Ülkede işsizlik ve ekonomik sıkıntılar konuşulacağına, CHP’nin konuşuluyor olması ilginç..
CHP ile ilgili algı operasyonu yapmaya çalışanlara birkaç lafım olacak...
CHP’ye gönül verenleri üç gruba ayırabiliriz.
1) Beklentisi olanlar: Milletvekili, Belediye Başkanı, İl-İlçe Başkanı veya yöneticisi, Belediye Meclis Üyesi vs.gibi makamları hedefleyen kariyer planlaması olan partililer..
2) Beklentisi olmayanlar: Hiç bir şey istemeyen, sadece CHP’yi iktidarda görmek için heyecanla karşılıksız çaba gösteren partililer..
3) Mevcut seçilmişler: CHP’yi iktidara taşıma onurunu yaşamak için çaba gösteren bu arkadaşlarımız, parti içi tartışmalardan en çok zarar görecek gruptur..
Bu üç grup partilinin parti içindeki gelişmelere tepkisi çok farklı olur..
Beklentisi olanlar; işine geldiği gibi, yani çıkarına göre tavır belirleyebilirken,
beklentisi olmayanlar sadece “parti zarar görür” düşüncesiyle üzülürler ve bu tartışmalara sert tepki vererek partilerine daha sıkı sarılırlar..
Mevcut seçilmişler ise genellikle gücün yanında olurlar..
Şunu açıklıkla söyleyebilirim ki;
100 CHP’linin 90’ı, “çocuklarının ve torunlarının geleceğinden endişe duyuyor ve “CHP iktidar olsun, ülkeyi aydınlığa çıkarsın, ben bir şey istemiyorum” diyen gerçek vatanseverlerdir.
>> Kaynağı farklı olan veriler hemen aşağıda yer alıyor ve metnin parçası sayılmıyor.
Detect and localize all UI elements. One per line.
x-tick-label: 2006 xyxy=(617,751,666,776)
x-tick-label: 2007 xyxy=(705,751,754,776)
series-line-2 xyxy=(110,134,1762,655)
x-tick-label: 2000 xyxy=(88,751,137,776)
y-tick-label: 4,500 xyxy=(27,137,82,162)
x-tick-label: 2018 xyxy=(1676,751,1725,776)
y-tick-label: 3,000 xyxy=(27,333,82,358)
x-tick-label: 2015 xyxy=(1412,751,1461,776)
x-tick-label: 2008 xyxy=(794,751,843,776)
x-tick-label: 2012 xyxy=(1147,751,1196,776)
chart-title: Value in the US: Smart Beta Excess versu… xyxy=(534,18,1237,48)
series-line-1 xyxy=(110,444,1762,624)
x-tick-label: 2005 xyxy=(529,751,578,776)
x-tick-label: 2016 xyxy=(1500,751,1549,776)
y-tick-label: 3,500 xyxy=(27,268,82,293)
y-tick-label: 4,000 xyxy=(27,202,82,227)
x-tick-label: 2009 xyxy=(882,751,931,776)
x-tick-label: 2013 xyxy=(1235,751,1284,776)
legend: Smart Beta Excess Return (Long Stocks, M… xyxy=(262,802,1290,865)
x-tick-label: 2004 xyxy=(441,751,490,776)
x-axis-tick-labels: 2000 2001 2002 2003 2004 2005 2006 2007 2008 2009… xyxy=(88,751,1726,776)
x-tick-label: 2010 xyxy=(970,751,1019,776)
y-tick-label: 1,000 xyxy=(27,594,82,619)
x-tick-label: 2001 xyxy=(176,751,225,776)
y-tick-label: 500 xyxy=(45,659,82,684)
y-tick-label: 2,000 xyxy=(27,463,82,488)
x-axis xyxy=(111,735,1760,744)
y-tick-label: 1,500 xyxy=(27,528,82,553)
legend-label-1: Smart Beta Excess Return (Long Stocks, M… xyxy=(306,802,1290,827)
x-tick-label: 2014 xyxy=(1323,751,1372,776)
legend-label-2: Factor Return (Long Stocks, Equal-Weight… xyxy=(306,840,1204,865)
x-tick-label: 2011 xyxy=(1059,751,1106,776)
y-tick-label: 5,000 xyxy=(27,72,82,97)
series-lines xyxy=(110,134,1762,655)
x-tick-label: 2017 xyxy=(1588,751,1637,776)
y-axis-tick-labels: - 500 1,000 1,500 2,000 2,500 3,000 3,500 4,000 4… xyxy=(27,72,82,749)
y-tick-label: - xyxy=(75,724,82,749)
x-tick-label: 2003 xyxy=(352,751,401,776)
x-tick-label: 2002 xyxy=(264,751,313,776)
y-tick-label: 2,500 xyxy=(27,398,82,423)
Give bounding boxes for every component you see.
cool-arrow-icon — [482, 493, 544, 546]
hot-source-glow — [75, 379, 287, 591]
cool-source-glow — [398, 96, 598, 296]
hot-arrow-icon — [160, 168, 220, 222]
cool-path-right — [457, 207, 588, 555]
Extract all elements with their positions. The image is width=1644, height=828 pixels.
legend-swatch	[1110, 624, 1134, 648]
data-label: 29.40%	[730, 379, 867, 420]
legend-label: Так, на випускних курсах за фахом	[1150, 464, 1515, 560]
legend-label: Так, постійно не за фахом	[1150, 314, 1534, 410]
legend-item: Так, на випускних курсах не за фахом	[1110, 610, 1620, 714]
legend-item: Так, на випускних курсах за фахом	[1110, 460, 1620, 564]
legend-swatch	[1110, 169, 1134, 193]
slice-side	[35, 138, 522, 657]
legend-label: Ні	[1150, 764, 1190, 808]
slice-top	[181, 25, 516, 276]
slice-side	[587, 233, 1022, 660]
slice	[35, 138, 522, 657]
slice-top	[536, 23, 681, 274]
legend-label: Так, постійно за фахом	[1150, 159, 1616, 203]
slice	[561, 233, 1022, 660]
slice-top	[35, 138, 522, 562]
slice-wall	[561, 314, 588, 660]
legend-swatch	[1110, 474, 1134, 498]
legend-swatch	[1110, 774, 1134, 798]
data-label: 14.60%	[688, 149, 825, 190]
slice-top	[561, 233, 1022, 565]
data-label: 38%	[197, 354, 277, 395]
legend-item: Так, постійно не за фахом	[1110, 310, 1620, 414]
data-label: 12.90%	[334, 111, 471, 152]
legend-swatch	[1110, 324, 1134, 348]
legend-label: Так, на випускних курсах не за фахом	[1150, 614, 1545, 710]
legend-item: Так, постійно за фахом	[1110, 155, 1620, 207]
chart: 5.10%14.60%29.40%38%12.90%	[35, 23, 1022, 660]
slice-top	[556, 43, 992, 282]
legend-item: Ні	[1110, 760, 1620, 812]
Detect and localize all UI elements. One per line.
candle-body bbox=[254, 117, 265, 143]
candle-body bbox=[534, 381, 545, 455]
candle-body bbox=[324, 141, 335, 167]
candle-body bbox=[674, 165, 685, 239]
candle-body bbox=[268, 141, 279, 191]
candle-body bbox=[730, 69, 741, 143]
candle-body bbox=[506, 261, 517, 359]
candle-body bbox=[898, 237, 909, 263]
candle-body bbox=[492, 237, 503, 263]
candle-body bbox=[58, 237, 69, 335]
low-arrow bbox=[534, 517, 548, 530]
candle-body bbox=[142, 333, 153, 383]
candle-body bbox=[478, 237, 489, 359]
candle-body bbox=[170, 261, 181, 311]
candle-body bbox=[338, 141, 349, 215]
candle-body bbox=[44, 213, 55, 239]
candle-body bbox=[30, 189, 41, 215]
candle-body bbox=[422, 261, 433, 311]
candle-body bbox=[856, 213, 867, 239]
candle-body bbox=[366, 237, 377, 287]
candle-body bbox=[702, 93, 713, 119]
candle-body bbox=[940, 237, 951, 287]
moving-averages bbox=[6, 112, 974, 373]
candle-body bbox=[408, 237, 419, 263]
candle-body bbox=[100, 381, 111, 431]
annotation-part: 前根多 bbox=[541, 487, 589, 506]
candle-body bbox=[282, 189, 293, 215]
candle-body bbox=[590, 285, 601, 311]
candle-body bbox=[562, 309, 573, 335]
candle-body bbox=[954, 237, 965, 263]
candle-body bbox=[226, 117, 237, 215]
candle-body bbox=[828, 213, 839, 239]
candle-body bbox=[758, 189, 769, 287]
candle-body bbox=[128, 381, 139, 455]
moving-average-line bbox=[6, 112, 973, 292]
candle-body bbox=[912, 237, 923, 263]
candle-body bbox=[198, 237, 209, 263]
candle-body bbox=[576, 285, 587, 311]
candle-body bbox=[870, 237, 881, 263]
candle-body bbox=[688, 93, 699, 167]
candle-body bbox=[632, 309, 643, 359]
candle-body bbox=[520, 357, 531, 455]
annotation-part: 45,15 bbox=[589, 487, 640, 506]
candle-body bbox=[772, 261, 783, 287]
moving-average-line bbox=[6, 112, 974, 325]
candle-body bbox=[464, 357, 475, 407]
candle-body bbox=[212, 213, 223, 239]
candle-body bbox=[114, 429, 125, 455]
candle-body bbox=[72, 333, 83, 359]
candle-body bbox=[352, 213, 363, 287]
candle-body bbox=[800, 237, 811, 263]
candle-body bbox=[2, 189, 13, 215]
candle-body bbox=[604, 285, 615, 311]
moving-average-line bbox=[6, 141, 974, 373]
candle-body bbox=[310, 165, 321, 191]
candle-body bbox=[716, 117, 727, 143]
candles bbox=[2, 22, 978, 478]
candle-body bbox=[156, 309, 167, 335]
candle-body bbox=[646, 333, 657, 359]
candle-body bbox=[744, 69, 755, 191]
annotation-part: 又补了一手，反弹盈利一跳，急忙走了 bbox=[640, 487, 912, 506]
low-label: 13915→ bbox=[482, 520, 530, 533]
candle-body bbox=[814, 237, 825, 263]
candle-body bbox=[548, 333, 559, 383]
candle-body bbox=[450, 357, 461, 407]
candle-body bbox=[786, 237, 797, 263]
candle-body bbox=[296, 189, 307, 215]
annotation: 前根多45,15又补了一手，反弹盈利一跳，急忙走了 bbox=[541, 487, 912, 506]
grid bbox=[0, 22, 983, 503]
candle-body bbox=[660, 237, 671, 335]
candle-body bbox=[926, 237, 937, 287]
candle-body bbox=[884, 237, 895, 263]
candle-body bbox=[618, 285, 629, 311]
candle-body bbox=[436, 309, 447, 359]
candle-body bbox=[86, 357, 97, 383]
Bunları hiç bir güç CHP dışındaki bir adrese yönlendiremez.. Beklentisi olan ya da şu an seçilmiş bir makamda bulunan arkadaşlarımızın da CHP’yi terkedip maceraya atılacaklarını hiç düşünmüyorum..
Zira, CHP bir lider partisi değildir.. CHP Genel Başkanının kim olduğu elbette önemlidir. Ancak partiden istifa etmek için bir gerekçe değildir..
CHP seçmeni mücadelesini partisi içinde en sert şekilde verse de, birilerinin hatırına da partisini terketmez..
Son söz: TAŞ YERİNDE AĞIRDIR..
Hele bu taş Mustafa Kemal ATATÜRK’ün CHP’si ise......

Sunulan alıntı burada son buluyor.